La primer sommelier de yerba del mundo

04.04.2021
Variedad de yerba mate. Foto: Juan del Castello
Variedad de yerba mate. Foto: Juan del Castello

Valeria Trápaga, es la primera sommelier del mundo especialista en cata de yerba mate avalada por la Asociación Internacional de Sommeliers y hace 18 años creó la cátedra de yerba mate en la Escuela Argentina de Sommeliers, una pionera y es nacida en Carmen de Areco.  

En una nota que le hace Clarín ella explica como se ceba un buen mate diciendo, 

La temperatura del agua es clave: el máximo aceptable para que la yerba mate se pueda expresar correctamente y no nos resulte demasiado intensa o amarga, y además nos genere bienestar y optimicemos el rendimiento es de 80 grados. Hay que elegir un mate correctamente curado y mantenido o un mate de vidrio o térmico que respete la forma de base angosta y boca ancha. Curar las bombillas cada 15 días es otro aspecto fundamental. ¿Cómo se hace? Se la coloca en un recipiente con agua fría y una cuchara chica de bicarbonato de sodio, se la lleva al fuego durante media hora, se retira y se enjuaga bien desde boquilla hasta el colador.

Sigue mezclar la yerba en el recipiente donde descansa y permanece antes que hacerlo en el mate, para que se tenga una yerba equilibrada en su molienda. Al preparar el mate, colocar tres cuartas partes de yerba, dejarla en forma oblicua dentro del mate e infusionar la parte más baja con un poco de agua. Eso se deja reposar y en ese lugar colocar la bombilla, que es el mejor método para que no se tape. Hay que tener en cuenta que cebar no es servir, cebar es un arte con intención, así que es muy importante ir alimentando el mate con agua de a poco: primero una mitad y luego se avanza hasta infusionar hacia el final toda la superficie de yerba mate. Un buen cebador no descarta yerba y vuelve a llenar el mate con yerba nueva constantemente, ya que eso rompe la estructura de la infusión y afecta el rendimiento

¿Qué hacemos cuando hierve el agua?

La usamos para otra cosa, porque cuando el agua hierve pierde oxígeno y carbonatos y estos elementos le dan al agua el poder de solvencia. Además, el oxígeno promueve la volatilización de los aromas y la percepción de los sabores, por lo que no hervir el agua es el primer paso para tomar un rico mate y encontrarnos con el verdadero sabor de la yerba.

¿Cuáles son los secretos de una buena yerba?

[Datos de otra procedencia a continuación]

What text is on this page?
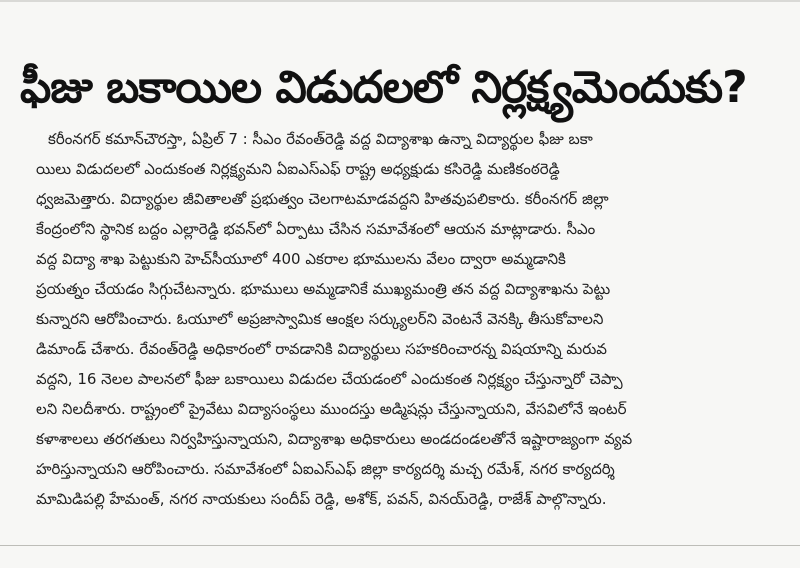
ఫీజు బకాయిల విడుదలలో నిర్లక్ష్యమెందుకు?
కరీంనగర్ కమాన్‌చౌరస్తా, ఏప్రిల్ 7 : సీఎం రేవంత్‌రెడ్డి వద్ద విద్యాశాఖ ఉన్నా విద్యార్థుల ఫీజు బకా
యిలు విడుదలలో ఎందుకంత నిర్లక్ష్యమని ఏఐఎస్ఎఫ్ రాష్ట్ర అధ్యక్షుడు కసిరెడ్డి మణికంఠరెడ్డి
ధ్వజమెత్తారు. విద్యార్థుల జీవితాలతో ప్రభుత్వం చెలగాటమాడవద్దని హితవుపలికారు. కరీంనగర్ జిల్లా
కేంద్రంలోని స్థానిక బద్దం ఎల్లారెడ్డి భవన్‌లో ఏర్పాటు చేసిన సమావేశంలో ఆయన మాట్లాడారు. సీఎం
వద్ద విద్యా శాఖ పెట్టుకుని హెచ్‌సీయూలో 400 ఎకరాల భూములను వేలం ద్వారా అమ్మడానికి
ప్రయత్నం చేయడం సిగ్గుచేటన్నారు. భూములు అమ్మడానికే ముఖ్యమంత్రి తన వద్ద విద్యాశాఖను పెట్టు
కున్నారని ఆరోపించారు. ఓయూలో అప్రజాస్వామిక ఆంక్షల సర్క్యులర్‌ని వెంటనే వెనక్కి తీసుకోవాలని
డిమాండ్ చేశారు. రేవంత్‌రెడ్డి అధికారంలో రావడానికి విద్యార్థులు సహకరించారన్న విషయాన్ని మరువ
వద్దని, 16 నెలల పాలనలో ఫీజు బకాయిలు విడుదల చేయడంలో ఎందుకంత నిర్లక్ష్యం చేస్తున్నారో చెప్పా
లని నిలదీశారు. రాష్ట్రంలో ప్రైవేటు విద్యాసంస్థలు ముందస్తు అడ్మిషన్లు చేస్తున్నాయని, వేసవిలోనే ఇంటర్
కళాశాలలు తరగతులు నిర్వహిస్తున్నాయని, విద్యాశాఖ అధికారులు అండదండలతోనే ఇష్టారాజ్యంగా వ్యవ
హరిస్తున్నాయని ఆరోపించారు. సమావేశంలో ఏఐఎస్ఎఫ్ జిల్లా కార్యదర్శి మచ్చ రమేశ్, నగర కార్యదర్శి
మామిడిపల్లి హేమంత్, నగర నాయకులు సందీప్ రెడ్డి, అశోక్, పవన్, వినయ్‌రెడ్డి, రాజేశ్ పాల్గొన్నారు.
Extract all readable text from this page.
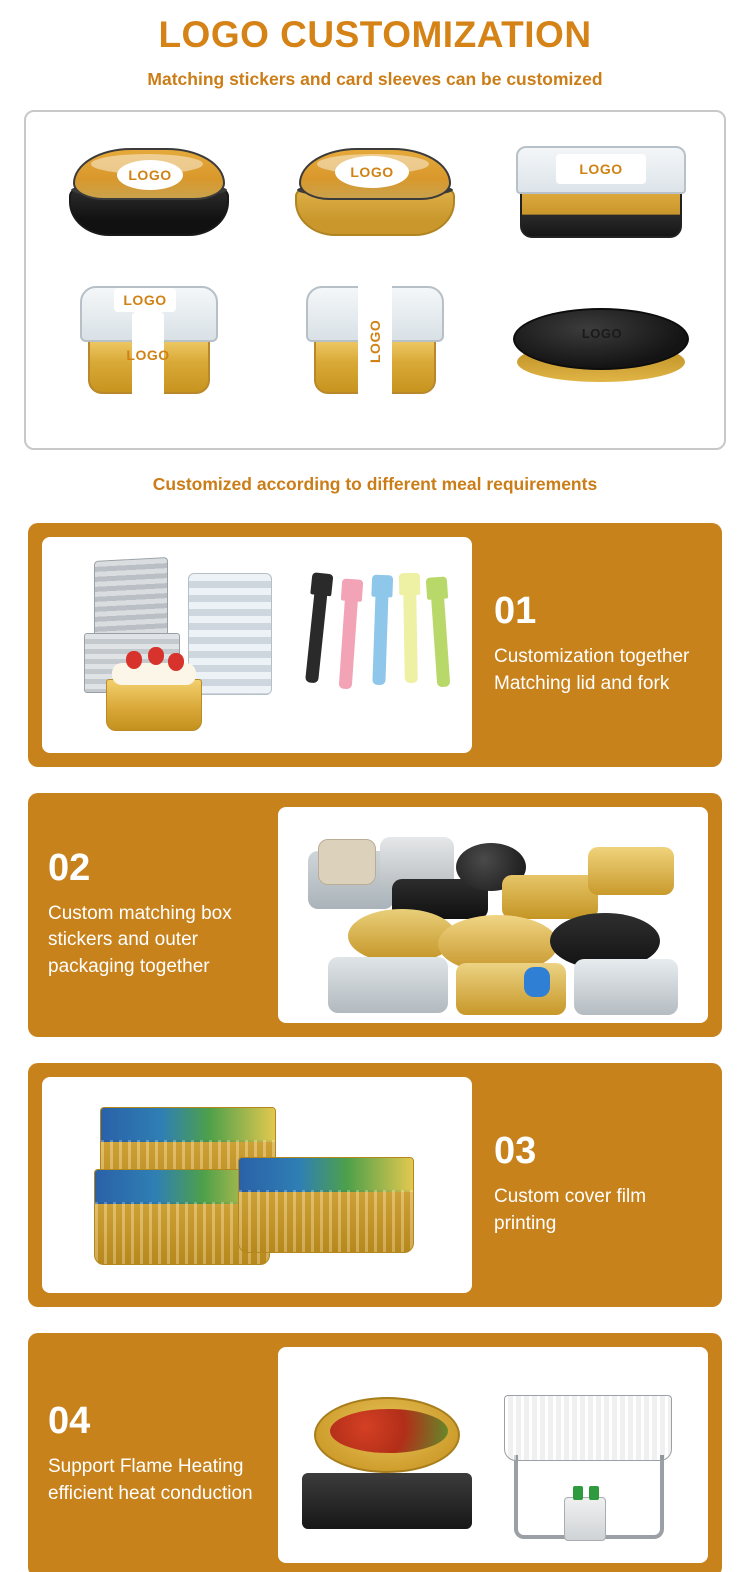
LOGO CUSTOMIZATION
Matching stickers and card sleeves can be customized
LOGO	LOGO	LOGO
LOGO
LOGO	LOGO	LOGO
Customized according to different meal requirements
01
Customization together Matching lid and fork
02
Custom matching box stickers and outer packaging together
03
Custom cover film printing
04
Support Flame Heating efficient heat conduction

La yerba mate es el resultado de un arduo proceso de elaboración que es un verdadero arte, por el que pasan ramas y hojas maduras seleccionadas. Los factores que hacen a la calidad de una yerba mate se dividen en tres grupos, el terroir, la elaboración y la conservación. En el proceso de elaboración, la yerba pasa de la hoja verde a la hoja seca. Viene el proceso de evolución a través del estacionamiento de esa hoja seca, la molienda y el momento del blend, que definirá los distintos estilos. Una de las variables en la creación de la yerba mate y su estilo es definir qué tipo y cantidad de componentes de palo, hoja fina, hoja gruesa y polvo de hoja tendrá su composición. A eso se le llama "receta". Cuando esas proporciones están definidas para crear un blend, son mezcladas en un molino para dar como resultado un sabor específico, un estilo, una marca.

¿Qué aporta cada componente?

La hoja gruesa es el esqueleto de la yerba mate, le da estructura y sostiene de forma pareja el sabor. La hoja fina aporta intensidad, carnosidad a la infusión y a través de su vigor alarga las cebadas. El mate tiene vitaminas A, B en proporción significativa, C y D. Suma potasio, sodio, magnesio y manganeso y fortalece nuestro sistema inmunológico. El polvo de hoja, contra lo que algunos creen, es un componente virtuoso que aporta aroma, durabilidad y buen aspecto a través de la espumosidad.

Al terminar la nota que le hacen desde Viva - Clarín ella aclara,

"la bombilla no es cuchara cuando hay que desalojar la yerba usada. Bien cebados, 50 gramos de yerba alcanzan para cebar mates con un litro de agua. Y la bombilla, curada con bicarbonato y agua limpia, debe buscar la boca, nunca al revés".